British engineering giant Arup revealed it was the victim of a $25 million fake scam

British engineering giant Arup revealed it was the victim of a $25 million fake scam

A British multinational design and engineering company behind world-famous buildings such as the Sydney Opera House has confirmed it was the target of a fake scam that led to one of its Hong Kong workers paying $25 million to fraudsters.

A spokesman for London-based Arup told CNN on Friday that it notified Hong Kong police in January about the fraud incident, and confirmed that fake voices and images had been used.

“Unfortunately, we cannot explain in detail at this stage because the incident is still under ongoing investigation. However, we can confirm that fake voices and images were used,” the spokesperson said in an emailed statement.

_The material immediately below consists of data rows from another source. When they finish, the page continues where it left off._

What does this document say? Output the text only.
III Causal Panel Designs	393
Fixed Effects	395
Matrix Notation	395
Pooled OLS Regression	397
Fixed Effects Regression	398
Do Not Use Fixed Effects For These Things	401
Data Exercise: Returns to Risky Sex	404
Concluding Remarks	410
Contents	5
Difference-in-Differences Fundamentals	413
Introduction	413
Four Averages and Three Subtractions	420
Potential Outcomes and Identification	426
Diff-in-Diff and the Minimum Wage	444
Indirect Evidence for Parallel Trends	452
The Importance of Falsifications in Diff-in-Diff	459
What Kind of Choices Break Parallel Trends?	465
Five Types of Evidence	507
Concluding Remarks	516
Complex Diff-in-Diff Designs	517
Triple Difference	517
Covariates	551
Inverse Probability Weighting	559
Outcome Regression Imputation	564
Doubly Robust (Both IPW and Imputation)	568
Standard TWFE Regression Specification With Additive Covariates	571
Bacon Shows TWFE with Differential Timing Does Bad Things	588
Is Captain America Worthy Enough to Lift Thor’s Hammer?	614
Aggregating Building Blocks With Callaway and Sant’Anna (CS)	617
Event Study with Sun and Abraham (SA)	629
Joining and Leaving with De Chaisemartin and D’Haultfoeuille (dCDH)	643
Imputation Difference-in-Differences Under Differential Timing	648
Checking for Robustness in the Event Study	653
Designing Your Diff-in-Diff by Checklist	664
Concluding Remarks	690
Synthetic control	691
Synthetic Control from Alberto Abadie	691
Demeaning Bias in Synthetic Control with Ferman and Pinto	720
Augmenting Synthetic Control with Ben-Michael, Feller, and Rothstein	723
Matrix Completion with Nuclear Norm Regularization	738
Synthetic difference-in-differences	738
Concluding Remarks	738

“The financial stability and operations of our business were not affected and none of our internal systems were affected,” the person added.

Hong Kong police said in February that during the elaborate scam the employee, a finance worker, was tricked into attending video calls with people he believed to be the chief financial officer and other staff members, but all turned out to be fake again. -creation. Authorities did not name the companies or parties involved at the time.

According to police, the employee initially suspected he had received a phishing email from the company’s UK office, as it stated the need for secret transactions to be carried out. However, the employee put aside his doubts after the video call because others present looked and sounded like colleagues he knew.

He later agreed to send a total of 200 million Hong Kong dollars — about $25.6 million. The amount was sent through 15 transactions, Hong Kong public broadcaster RTHK reported, citing police.

“Deepfake” usually refers to fake videos that have been created using artificial intelligence (AI) and look very realistic.

Earlier this year, an AI-generated pornographic image of pop star Taylor Swift spread across social media, underscoring the destructive potential posed by AI technology.

Attacks ‘increasing dramatically’
As a leading engineering consulting firm, Arup has 18,500 employees in 34 offices worldwide. It is responsible for landmarks such as the Bird’s Nest stadium, site of the 2008 Beijing Olympics.

“Like many other businesses around the world, our operations are subject to common attacks, including invoice fraud, phishing fraud, WhatsApp voice fraud and deepfakes. What we’ve seen is that the number and sophistication of these attacks has increased dramatically in recent months,” Rob Greig, Arup’s global chief information officer, said in an emailed statement.

Authorities around the world are increasingly concerned about the sophistication of deepfake technology and the malicious uses it can be put to.

In an internal memo seen by CNN, Arup’s East Asia regional chairman, Michael Kwok, said “the frequency and sophistication of these attacks is increasing rapidly around the world, and we all have an obligation to remain informed and vigilant about how to detect the different techniques used by liar.”

Kwok returned to the role earlier this month, replacing Andy Lee, who announced his departure from Arup on his LinkedIn page about a week ago after 26 years at the company.